Der frühere Ressortleiter „Zeitgeschichte“ der Welt und Historiker Rainer Zitelmann, der seit 28 Jahren Mitglied der FDP ist, analysierte in einem Beitrag für das Nachrichtenmagazin Focus, warum die Liberalen in bundesweiten Umfragen schwächeln und warum sie in Niedersachsen aus dem Landtag geflogen sind. Sein Fazit: Die FDP wird als zu links wahrgenommen. Zitelmann nennt acht Punkte, die sich ändern müssen, wenn die Partei wieder erfolgreich sein will. Der Bund der Selbstständigen NRW hat mit Frank Schäffler über Zitelmanns Artikel gesprochen.

DS-Magazin: Herr Schäffler, Sie gelten als kritischer Geist und unbequemer Vordenker innerhalb der FDP-Fraktion im Deutschen Bundestag. Bitte bewerten Sie aus Ihrer Sicht Zitelmanns Analyse. Welche der folgenden Originalzitate Zitelmanns finden Ihre Zustimmung? Welche Aussagen stoßen auf Ihren Widerspruch?

Stichwort Kompromisse: In einer Koalition muss man Kompromisse schließen. Aber Themen wie „Jährliche Wahl des Geschlechts“ bewegen keinen Menschen, FDP zu wählen, stoßen aber viele vor den Kopf. Die FDP hat den Fehler gemacht, sich mit Themen zu brüsten, die ihre Wähler nicht mögen.

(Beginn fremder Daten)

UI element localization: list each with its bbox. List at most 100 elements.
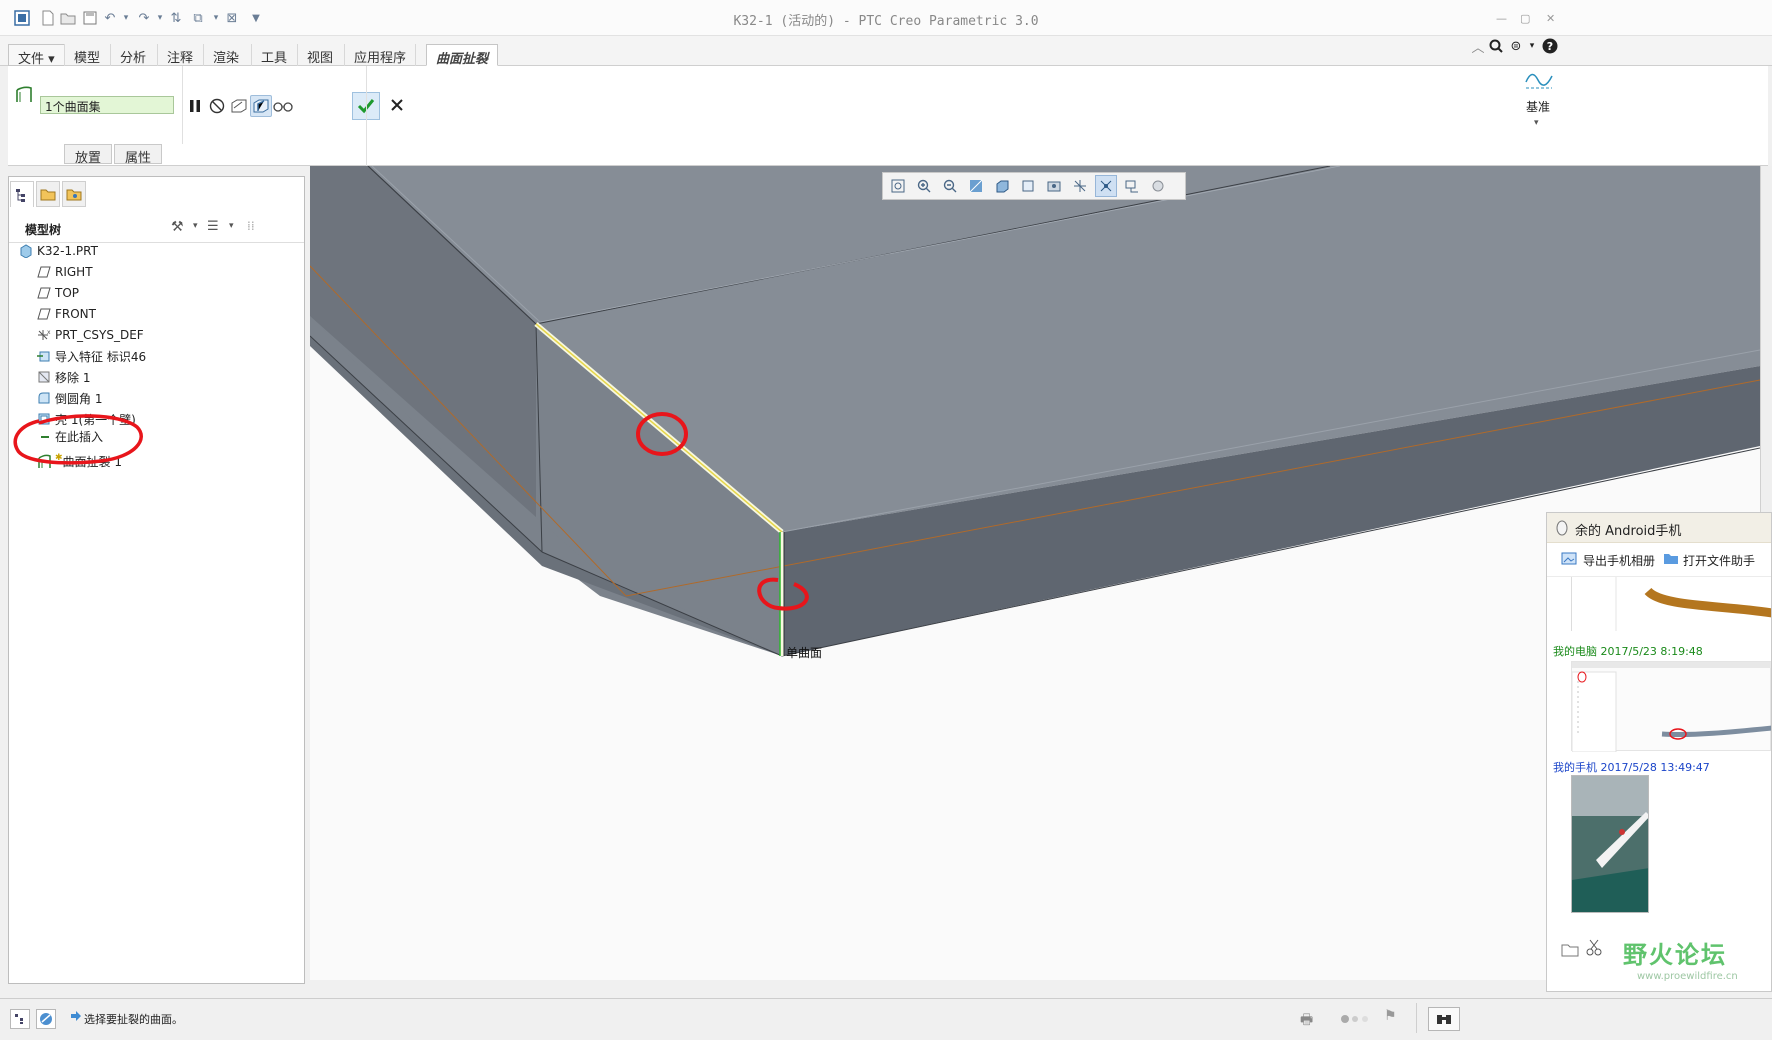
toggle-navigator-icon[interactable] [10, 1009, 30, 1029]
datum-dropdown-icon[interactable]: ▾ [1534, 118, 1539, 128]
message-image-1[interactable] [1571, 577, 1771, 631]
tab-applications[interactable]: 应用程序 [344, 44, 417, 66]
favorites-tab-icon[interactable] [62, 181, 86, 207]
export-album-button[interactable]: 导出手机相册 [1583, 552, 1655, 569]
tree-item-remove[interactable]: 移除 1 [35, 367, 90, 387]
zoom-in-icon[interactable] [913, 175, 935, 197]
model-tree-tab-icon[interactable] [10, 181, 34, 207]
flag-icon[interactable]: ⚑ [1384, 1008, 1397, 1024]
help-icon[interactable]: ? [1542, 38, 1558, 54]
message-image-2[interactable] [1571, 661, 1771, 753]
qq-folder-icon[interactable] [1561, 941, 1579, 960]
maximize-icon[interactable]: ▢ [1520, 12, 1530, 25]
surface-collector-icon [14, 84, 34, 107]
model-tree-title: 模型树 [25, 223, 62, 237]
round-icon [35, 390, 53, 406]
tab-annotate[interactable]: 注释 [157, 44, 202, 66]
verify-mode-icon[interactable] [272, 95, 294, 117]
tab-model[interactable]: 模型 [64, 44, 109, 66]
graphics-window[interactable]: 单曲面 [310, 166, 1760, 980]
zoom-out-icon[interactable] [939, 175, 961, 197]
tab-render[interactable]: 渲染 [203, 44, 248, 66]
tree-item-front[interactable]: FRONT [35, 304, 96, 324]
tree-item-label: 倒圆角 1 [55, 391, 103, 406]
tree-root[interactable]: K32-1.PRT [17, 241, 98, 261]
tree-show-dropdown-icon[interactable]: ▾ [229, 221, 234, 231]
datum-plane-icon [35, 306, 53, 322]
regenerate-status-icon[interactable]: 🖶 [1300, 1009, 1313, 1033]
ribbon-tabs: 文件 ▾ 模型 分析 注释 渲染 工具 视图 应用程序 曲面扯裂 ︿ ⊜ ▾ ? [0, 36, 1772, 67]
cancel-button[interactable] [386, 94, 408, 116]
tree-item-label: RIGHT [55, 265, 93, 279]
tab-view[interactable]: 视图 [297, 44, 342, 66]
datum-display-icon[interactable] [1069, 175, 1091, 197]
tab-placement[interactable]: 放置 [64, 144, 113, 166]
tree-settings-dropdown-icon[interactable]: ▾ [193, 221, 198, 231]
qq-scissors-icon[interactable] [1585, 939, 1603, 960]
remove-icon [35, 369, 53, 385]
model-tree-header: 模型树 ⚒ ▾ ☰ ▾ ⁞⁞ [9, 213, 304, 243]
datum-icon[interactable] [1524, 66, 1554, 96]
message-sender-1: 我的电脑 2017/5/23 8:19:48 [1553, 645, 1703, 658]
status-bar: 选择要扯裂的曲面。 🖶 ⚑ [0, 998, 1772, 1040]
tree-item-top[interactable]: TOP [35, 283, 79, 303]
surface-label: 单曲面 [786, 646, 823, 660]
divider [182, 66, 183, 144]
separate-preview-icon[interactable] [228, 95, 250, 117]
appearance-icon[interactable] [1147, 175, 1169, 197]
annotation-display-icon[interactable] [1121, 175, 1143, 197]
model-tree-panel: 模型树 ⚒ ▾ ☰ ▾ ⁞⁞ K32-1.PRT RIGHT TOP FRONT… [8, 176, 305, 984]
pause-icon[interactable] [184, 95, 206, 117]
divider [366, 66, 367, 166]
tab-properties[interactable]: 属性 [114, 144, 163, 166]
red-annotation-circle [13, 414, 143, 465]
surface-collector[interactable]: 1个曲面集 [40, 96, 174, 114]
community-dropdown-icon[interactable]: ▾ [1524, 38, 1540, 54]
tree-item-import-feature[interactable]: 导入特征 标识46 [35, 346, 146, 366]
tree-settings-icon[interactable]: ⚒ [171, 219, 184, 235]
surface-rip-dashboard: 1个曲面集 放置 属性 基准 ▾ [8, 66, 1768, 166]
tab-tools[interactable]: 工具 [251, 44, 296, 66]
tree-item-round[interactable]: 倒圆角 1 [35, 388, 102, 408]
refit-icon[interactable] [887, 175, 909, 197]
tree-filter-icon[interactable]: ⁞⁞ [247, 219, 255, 233]
attached-preview-icon[interactable] [250, 95, 272, 117]
search-icon[interactable] [1488, 38, 1504, 54]
minimize-icon[interactable]: — [1496, 12, 1507, 25]
qq-header[interactable]: 余的 Android手机 [1547, 513, 1771, 543]
folder-icon [1663, 551, 1679, 568]
qq-title: 余的 Android手机 [1575, 524, 1682, 539]
tab-analysis[interactable]: 分析 [110, 44, 155, 66]
message-sender-2: 我的手机 2017/5/28 13:49:47 [1553, 761, 1710, 774]
datum-plane-icon [35, 264, 53, 280]
view-toolbar [882, 172, 1186, 200]
smart-filter-icon[interactable] [1428, 1007, 1460, 1031]
status-message: 选择要扯裂的曲面。 [84, 1013, 183, 1026]
qq-penguin-icon [1555, 520, 1569, 540]
folder-browser-tab-icon[interactable] [36, 181, 60, 207]
datum-label[interactable]: 基准 [1526, 98, 1550, 115]
tab-surface-rip[interactable]: 曲面扯裂 [426, 44, 499, 67]
collapse-ribbon-icon[interactable]: ︿ [1470, 38, 1486, 56]
title-bar: ↶ ▾ ↷ ▾ ⇅ ⧉ ▾ ⊠ ▼ K32-1 (活动的) - PTC Creo… [0, 0, 1772, 36]
datum-plane-icon [35, 285, 53, 301]
tree-item-right[interactable]: RIGHT [35, 262, 93, 282]
tab-file[interactable]: 文件 ▾ [8, 44, 65, 67]
toggle-browser-icon[interactable] [36, 1009, 56, 1029]
no-preview-icon[interactable] [206, 95, 228, 117]
display-style-icon[interactable] [991, 175, 1013, 197]
message-arrow-icon [70, 1010, 82, 1025]
message-photo[interactable] [1571, 775, 1649, 913]
part-icon [17, 243, 35, 259]
close-icon[interactable]: ✕ [1546, 12, 1555, 25]
repaint-icon[interactable] [965, 175, 987, 197]
tree-item-label: 导入特征 标识46 [55, 349, 147, 364]
view-manager-icon[interactable] [1043, 175, 1065, 197]
open-folder-button[interactable]: 打开文件助手 [1683, 552, 1755, 569]
tree-item-csys[interactable]: x PRT_CSYS_DEF [35, 325, 144, 345]
community-icon[interactable]: ⊜ [1508, 38, 1524, 54]
tree-show-icon[interactable]: ☰ [207, 219, 219, 234]
tab-file-label: 文件 [18, 52, 45, 67]
spin-center-icon[interactable] [1095, 175, 1117, 197]
saved-orientations-icon[interactable] [1017, 175, 1039, 197]
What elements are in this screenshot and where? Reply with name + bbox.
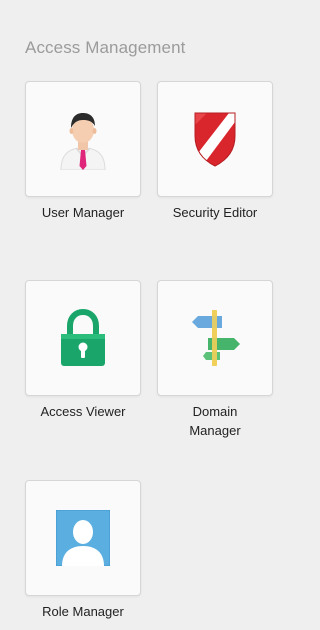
tile-access-viewer[interactable]: Access Viewer xyxy=(25,280,141,421)
domain-manager-button[interactable] xyxy=(157,280,273,396)
access-viewer-button[interactable] xyxy=(25,280,141,396)
tile-security-editor[interactable]: Security Editor xyxy=(157,81,273,222)
role-manager-button[interactable] xyxy=(25,480,141,596)
access-viewer-label: Access Viewer xyxy=(40,404,126,419)
signpost-icon xyxy=(186,308,244,368)
tile-user-manager[interactable]: User Manager xyxy=(25,81,141,222)
domain-manager-label: Domain Manager xyxy=(189,404,241,438)
section-title: Access Management xyxy=(25,38,186,57)
user-icon xyxy=(59,108,107,170)
user-manager-label: User Manager xyxy=(41,205,125,220)
tile-role-manager[interactable]: Role Manager xyxy=(25,480,141,621)
security-editor-label: Security Editor xyxy=(172,205,258,220)
shield-icon xyxy=(192,110,238,168)
lock-icon xyxy=(58,308,108,368)
user-manager-button[interactable] xyxy=(25,81,141,197)
tile-domain-manager[interactable]: Domain Manager xyxy=(157,280,273,440)
security-editor-button[interactable] xyxy=(157,81,273,197)
role-manager-label: Role Manager xyxy=(42,604,124,619)
role-icon xyxy=(56,510,110,566)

Frank Schäffler: In der Tat: Wir haben versäumt, die marktwirtschaftlich orientierten Wähler anzusprechen, die unsere Zielgruppe sein müssen, um bei Wahlen erfolgreich zu sein. Wir haben in der Außendarstellung zu sehr unseren Schwerpunkt auf gesellschaftspolitischen Themen gelegt, die zwar in Teilen auch akzeptabel sind, aber nicht die Themen unserer Kernwählerschaft sind. Die FDP wird gewählt, steuerpolitische und ökonomische Fragen zu beantworten. Also: Was ist für die Mitte der Gesellschaft von Bedeutung, also für diejenigen, die regelmäßig morgens zur Arbeit gehen, die Steuern zahlen, die den Karren ziehen, damit der Sozialstaat finanziert werden kann? Kurzum: Diese Menschen sind unsere Zielgruppe und auf diese Menschen müssen wir unseren Politik-Fokus legen. Das haben wir vernachlässigt und deswegen haben wir im letzten Jahr bei den Wahlen auch Federn lassen müssen.

Stichwort Geistige Freiheit: Die FDP hat urliberale Themen vernachlässigt, z.B. das Thema geistige Freiheit. Umfragen zeigen, dass viele Deutsche sich nicht mehr trauen, ihre eigene Meinung zu sagen. Dies hat Wolfgang Kubicki auch in seinem Buch beschrieben, aber die FDP hat dieses Thema liegen lassen – aus Angst vor dem linksgrünen Mainstream.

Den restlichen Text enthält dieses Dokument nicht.